The words of Father Duong Nguyen, SVD, to the faithful at Holy Rosary Cathedral during Morning Mass on June 14 captured the feeling at churches throughout the Diocese as public Masses resumed.
In all, 68 of the 93 parishes in the Diocese opened their churches for Mass. To do so they had to sign off on a series of stringent diocesan requirements reflecting ongoing social distancing and public health directives related to the COVID-19 pandemic. Among the most notable, no more than 100 people or 25 percent of church capacity (whichever is less) was allowed at each Mass. Parishioners were required to wear a face mask, and most churches required that every other pew was left empty. Each church is to receive a thorough cleaning between each Mass.
Because of attendance restrictions, many parishes, including Holy Rosary, offered online registration for those wishing to have a guaranteed seat. Some Masses still had room for “walk in” parishioners who had not registered.
While the Masses had a different look, most who attended were overjoyed and emotional to return to church after three months away. It was a special occasion, indeed, occurring on the Solemnity of the Body and Blood of Christ.
“It was kind of like Christmas Day. I even put on heels,” said Holy Rosary parishioner Olivia Guerrero. “It was a beautiful experience. No one could see me smiling because of my mask.”
Said parishioner Chris Doubet, “I’m glad to be able to come in and pray and listen to the sermon.”
The highpoint for many was receiving the Eucharist after a painful period of spiritual hunger. Parishioners were asked to apply hand sanitizer before receiving the host and to keep on their face mask until consuming it.
“It was emotional for me to receive the body of Christ,” said Roseann Segura. “Being on my knees here and praying for everyone.”
In his homily, Fr. Nguyen, the Rector of Our Lady of the Rosary, encouraged the faithful to view the recent period of absence as an invitation to gratitude.

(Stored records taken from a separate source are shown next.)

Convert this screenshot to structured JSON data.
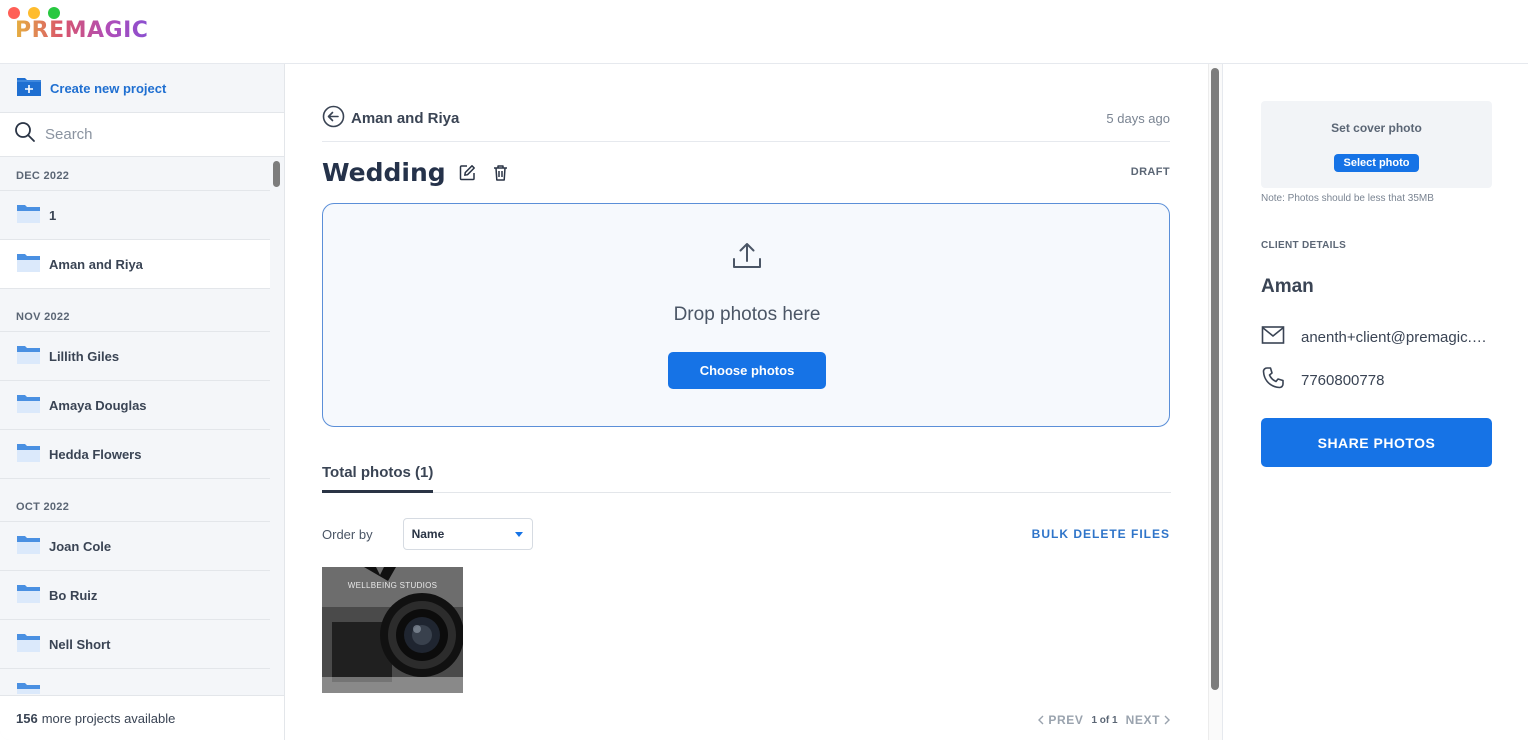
{
  "app": {
    "logo": "PREMAGIC"
  },
  "sidebar": {
    "create_label": "Create new project",
    "search_placeholder": "Search",
    "groups": [
      {
        "label": "DEC 2022",
        "items": [
          "1",
          "Aman and Riya"
        ]
      },
      {
        "label": "NOV 2022",
        "items": [
          "Lillith Giles",
          "Amaya Douglas",
          "Hedda Flowers"
        ]
      },
      {
        "label": "OCT 2022",
        "items": [
          "Joan Cole",
          "Bo Ruiz",
          "Nell Short"
        ]
      }
    ],
    "active_item": "Aman and Riya",
    "more_count": "156",
    "more_text": "more projects available"
  },
  "main": {
    "back_label": "Aman and Riya",
    "time_ago": "5 days ago",
    "title": "Wedding",
    "status": "DRAFT",
    "dropzone_text": "Drop photos here",
    "choose_label": "Choose photos",
    "tab_label": "Total photos (1)",
    "order_label": "Order by",
    "order_value": "Name",
    "bulk_delete_label": "BULK DELETE FILES",
    "photo_caption": "WELLBEING STUDIOS",
    "pager": {
      "prev": "PREV",
      "page": "1 of 1",
      "next": "NEXT"
    }
  },
  "right": {
    "cover_title": "Set cover photo",
    "select_photo_label": "Select photo",
    "cover_note": "Note: Photos should be less that 35MB",
    "client_details_label": "CLIENT DETAILS",
    "client_name": "Aman",
    "email": "anenth+client@premagic.com",
    "phone": "7760800778",
    "share_label": "SHARE PHOTOS"
  },
  "colors": {
    "accent": "#1673e6",
    "link": "#1f6fd1",
    "folder": "#4a90e2"
  }
}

“We’ve been living in a difficult time. We’ve been deprived of some of the things that are essential to us,” he said. “We may ask ourselves what the Eucharist means to us. We may appreciate being able to receive the Eucharist now more than before.”
Guerrero said she understood Fr. Nguyen’s point. “You don’t know what you’ve missed until you don’t have it anymore.”
Fr. Nguyen encouraged parishioners to add a prayer of thanksgiving to God in the coming week for being able to return to Mass and receive the Eucharist.
Those who are over 65, have an underlying health condition, or are not yet comfortable being in public were encouraged to remain at home and watch their parish livestream of Mass. Bishop Gerald Barnes has kept in place the dispensation from attending Mass weekly for the people of the Diocese.